KARABAĞ HEZİMETİNİN MORAL BOZUKLUĞU VE ‘İSKENDER’ KRİZİYLE GELEN MUHTIRA
Perşembe sabahı Erivan’dan gelen bir haberle, “Neler oluyor” merakı içerisinde dikkatlerimizi yine Güney Kafkaslar ve Ermenistan üzerine yöneltmek durumunda kaldık.
Ülkenin Genelkurmay Lideri, ülkenin Başbakanına “İstifa et” diye davet yapıyordu.
Geçmişi darbeler, darbe teşebbüsleri, muhtıralarla dolu olan, bu nedenle, insanların haritada yerini göstermekte bile zorlandıkları yerlerde bunlardan biri olduğu vakit çabucak refleks gösteren bir ülkede yaşadığımız için, Erivan’daki gelişmeye de birinci yansılar buradan verildi.
“Nerede ve kime karşı verilirse verilsin” refleksi süratlice devreye girdi.
Dün, Cumhurbaşkanı Tayyip Erdoğan, “Darbenin her türlüsüne karşıyız.

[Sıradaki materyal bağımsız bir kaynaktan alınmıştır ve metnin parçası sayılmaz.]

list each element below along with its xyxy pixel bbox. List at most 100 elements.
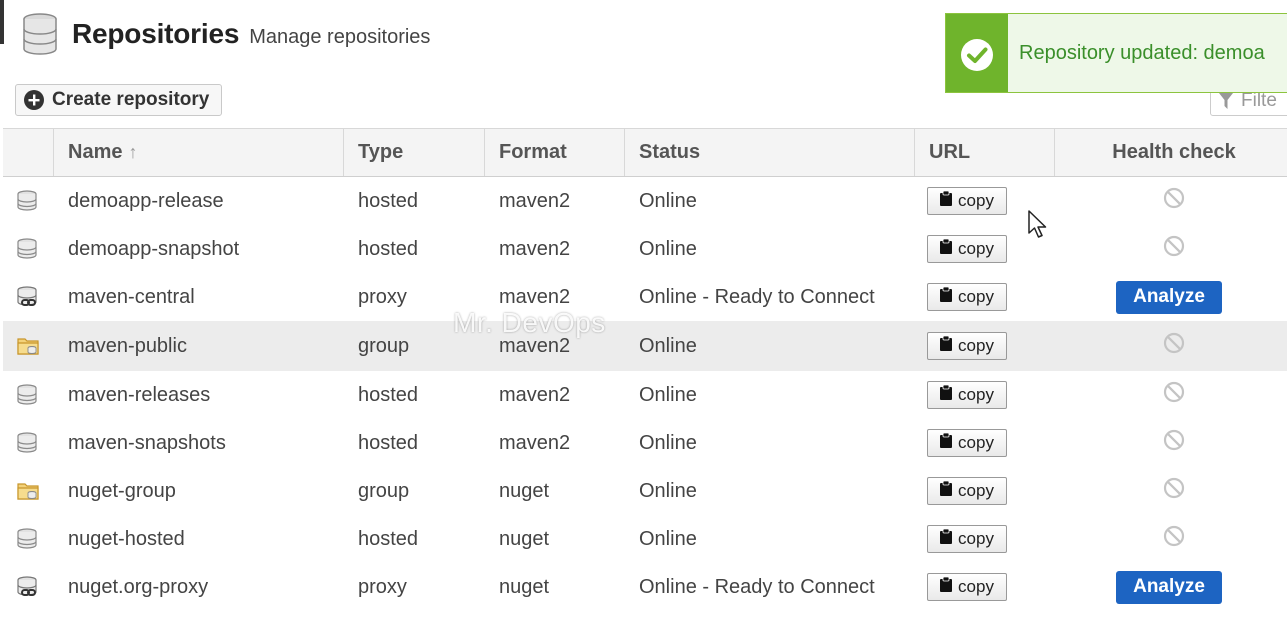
health-check-cell <box>1055 235 1287 263</box>
repository-status: Online <box>639 189 697 212</box>
repository-status: Online <box>639 383 697 406</box>
notification-message: Repository updated: demoa <box>1019 42 1265 64</box>
table-row[interactable]: maven-snapshots hosted maven2 Online cop… <box>3 419 1287 467</box>
repository-type: hosted <box>358 431 419 454</box>
copy-url-button[interactable]: copy <box>927 477 1007 505</box>
table-row[interactable]: nuget.org-proxy proxy nuget Online - Rea… <box>3 563 1287 611</box>
copy-url-button[interactable]: copy <box>927 381 1007 409</box>
table-row[interactable]: maven-releases hosted maven2 Online copy <box>3 371 1287 419</box>
repository-format: nuget <box>499 527 550 550</box>
create-repository-label: Create repository <box>52 89 210 110</box>
health-check-disabled-icon <box>1163 235 1185 263</box>
copy-url-button[interactable]: copy <box>927 235 1007 263</box>
window-edge <box>0 0 4 44</box>
url-cell: copy <box>915 381 1055 409</box>
repository-name: maven-snapshots <box>68 431 226 454</box>
clipboard-icon <box>940 432 958 453</box>
repository-format: maven2 <box>499 383 571 406</box>
repository-format: maven2 <box>499 189 571 212</box>
copy-url-button[interactable]: copy <box>927 187 1007 215</box>
database-icon <box>23 13 57 55</box>
table-body: demoapp-release hosted maven2 Online cop… <box>3 177 1287 611</box>
column-header-name[interactable]: Name ↑ <box>54 129 344 176</box>
create-repository-button[interactable]: Create repository <box>15 84 223 116</box>
url-cell: copy <box>915 477 1055 505</box>
repository-format: nuget <box>499 575 550 598</box>
health-check-cell <box>1055 525 1287 553</box>
health-check-disabled-icon <box>1163 429 1185 457</box>
filter-icon <box>1219 93 1233 109</box>
repository-name: nuget.org-proxy <box>68 575 209 598</box>
sort-ascending-icon: ↑ <box>128 142 138 162</box>
repository-name: demoapp-snapshot <box>68 237 240 260</box>
clipboard-icon <box>940 335 958 356</box>
repository-status: Online <box>639 237 697 260</box>
health-check-cell: Analyze <box>1055 570 1287 604</box>
repository-format: nuget <box>499 479 550 502</box>
clipboard-icon <box>940 190 958 211</box>
column-header-health-check[interactable]: Health check <box>1055 129 1287 176</box>
column-header-type[interactable]: Type <box>344 129 485 176</box>
repository-format: maven2 <box>499 334 571 357</box>
url-cell: copy <box>915 525 1055 553</box>
analyze-button[interactable]: Analyze <box>1116 280 1222 314</box>
column-format-label: Format <box>499 141 567 163</box>
table-row[interactable]: nuget-hosted hosted nuget Online copy <box>3 515 1287 563</box>
analyze-button[interactable]: Analyze <box>1116 570 1222 604</box>
copy-url-button[interactable]: copy <box>927 332 1007 360</box>
copy-label: copy <box>958 481 994 500</box>
repository-type: group <box>358 479 410 502</box>
column-type-label: Type <box>358 141 404 163</box>
table-row[interactable]: demoapp-release hosted maven2 Online cop… <box>3 177 1287 225</box>
table-row[interactable]: nuget-group group nuget Online copy <box>3 467 1287 515</box>
column-header-format[interactable]: Format <box>485 129 625 176</box>
column-health-label: Health check <box>1112 141 1236 163</box>
repositories-table: Name ↑ Type Format Status URL Health che… <box>3 128 1287 611</box>
repository-status: Online <box>639 334 697 357</box>
repository-type: hosted <box>358 189 419 212</box>
database-icon <box>3 238 54 260</box>
copy-url-button[interactable]: copy <box>927 525 1007 553</box>
repository-type: hosted <box>358 383 419 406</box>
copy-url-button[interactable]: copy <box>927 429 1007 457</box>
health-check-cell <box>1055 381 1287 409</box>
health-check-cell <box>1055 477 1287 505</box>
repository-type: hosted <box>358 237 419 260</box>
repository-name: maven-central <box>68 285 195 308</box>
repository-name: maven-releases <box>68 383 211 406</box>
health-check-cell: Analyze <box>1055 280 1287 314</box>
repository-type: group <box>358 334 410 357</box>
table-row[interactable]: maven-public group maven2 Online copy <box>3 321 1287 371</box>
health-check-disabled-icon <box>1163 187 1185 215</box>
mouse-cursor-icon <box>1028 210 1047 238</box>
column-header-status[interactable]: Status <box>625 129 915 176</box>
copy-label: copy <box>958 577 994 596</box>
clipboard-icon <box>940 528 958 549</box>
health-check-disabled-icon <box>1163 332 1185 360</box>
check-circle-icon <box>961 39 993 71</box>
copy-url-button[interactable]: copy <box>927 283 1007 311</box>
copy-label: copy <box>958 336 994 355</box>
health-check-disabled-icon <box>1163 477 1185 505</box>
table-header: Name ↑ Type Format Status URL Health che… <box>3 128 1287 177</box>
repository-status: Online - Ready to Connect <box>639 575 875 598</box>
column-name-label: Name <box>68 141 123 163</box>
url-cell: copy <box>915 429 1055 457</box>
table-row[interactable]: maven-central proxy maven2 Online - Read… <box>3 273 1287 321</box>
clipboard-icon <box>940 576 958 597</box>
clipboard-icon <box>940 384 958 405</box>
repository-name: nuget-group <box>68 479 176 502</box>
column-header-url[interactable]: URL <box>915 129 1055 176</box>
proxy-database-icon <box>3 286 54 308</box>
repository-format: maven2 <box>499 285 571 308</box>
url-cell: copy <box>915 283 1055 311</box>
database-icon <box>3 190 54 212</box>
success-notification[interactable]: Repository updated: demoa <box>945 13 1287 93</box>
page-title: Repositories <box>72 18 240 49</box>
repository-format: maven2 <box>499 431 571 454</box>
copy-label: copy <box>958 529 994 548</box>
copy-url-button[interactable]: copy <box>927 573 1007 601</box>
database-icon <box>3 384 54 406</box>
table-row[interactable]: demoapp-snapshot hosted maven2 Online co… <box>3 225 1287 273</box>
health-check-cell <box>1055 429 1287 457</box>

Askerin devreye girmesi suretiyle bu türlü bir darbe çığırtkanlığına girmiş olması kabul edilebilir bir şey değil.” diyerek yansısını ortaya koydu.
Bir gün evvel ezeli rakibi Sarkisyan’ın, Dağlık Karabağ savaşında İskender’in kullanılması gerektiği istikametindeki açıklaması hakkında konuşan Paşinyan, “Sarkisyan birçok sorunun karşılığını bilmeli ve karşılığını bildiği sorular sormamalı. Sarkisyan’ın ‘neden İskender patlamıyor yahut füzenin yüzde 10’u yalnızca patlıyor’ sorusunu sorması lazım” diyerek patlamayan İskender füzelerinin yerine büyük bir siyasi bomba patlatmıştı.
Bir gün sonra ordudan istifa talebinin gelmesi, bu muhtıranın direkt bu sözlerle alakalı olduğunu ortaya koyuyordu.
Tabi bir de, Rus imali olduğu için İskender füzeleriyle ilgili bu bilginin Moskova tarafından da ‘alınganlıkla’ karşılanmış olmasını beklemekten daha doğal bir şey olamazdı.
Sonraki gün Rusya Savunma Bakanlığı’nın 2016’da Suriye’de kullandıkları birebir tip füzelerin (Bunlardan biri Azez’deki hastaneye atılmış, 14 kişi hayatını kaybetmişti) imgelerini yayınlayarak ‘piar’ çalışması yapması, bu alınganlığın en net tezahürü oldu.
O denli olunca, Ermenistan’la ilgili her sıkıntıda olduğu üzere burada da akla gelen birinci soru, “Moskova bu işin neresinde” sorusu oldu.
Kremlin’den yapılan açıklama ‘nötr’ bir lisana sahipti lakin, bunun ne kadar içten olduğu tartışılır.
Rus imali füzelerin ‘patlamaması’ ile ilgili başbakan seviyesinde bir açıklama yapılmışsa, sonraki gün de bir muhtıra verilmişse, Rusların bu işin hiçbir yerinde olmadığını düşünmek fazla saflık olmaz mı?
ERMENİSTAN UZMANI AKADEMİSYEN: TÜRKİYE VE AZERBAYCAN İÇİN EN İDEALİ PAŞİNYAN’IN İŞ BAŞINDA KALMASI
Perşembe günkü gelişmelerden sonra gözler, Ermenistan’ı derinlemesine bilen isimleri aradı.
Bu isimlerden Rusya ve Avrasya uzmanı bir akademisyen olan Sütçü İmam Üniversitesi Siyaset Bilimi ve Milletlerarası Bağlar Kısım Lideri Toğrul İsmayıl’ın Ermenistan’ın iç dinamikleri ve gerek Türkiye, gerek Azerbaycan için ‘en ideal’ senaryo ne olabilir sorusuna ilgi cazibeli yanıtları var.
Muhtıranın verildiği gün konuştuğumuzda lisana getirdiği şu görüşler mesela:
“Paşinyan Karabağ Klanı’na nazaran daha ülkü birisi. Ermeni siyasetçiler ortasında en saf olanı. O standartlarda en eli yüzü düzgün olanı. Katliamla uğraşmamış birisi. Ayrıyeten ister Ermenistan’da, ister Gürcistan’da Rusya yerine batı yönelimli iktidarların desteklenmesi hem Türkiye, hem Azerbaycan için daha iyidir”.
Bu cümleler Paşinyan’ı aklayan cümleler değil tabi.
Berbatlar içinde bir seçim yapacaksak bu başkalarından daha iyi manasına geliyor.
Öbürleri geleceğine bu kalsın daha iyi manasında düşünmek lazım.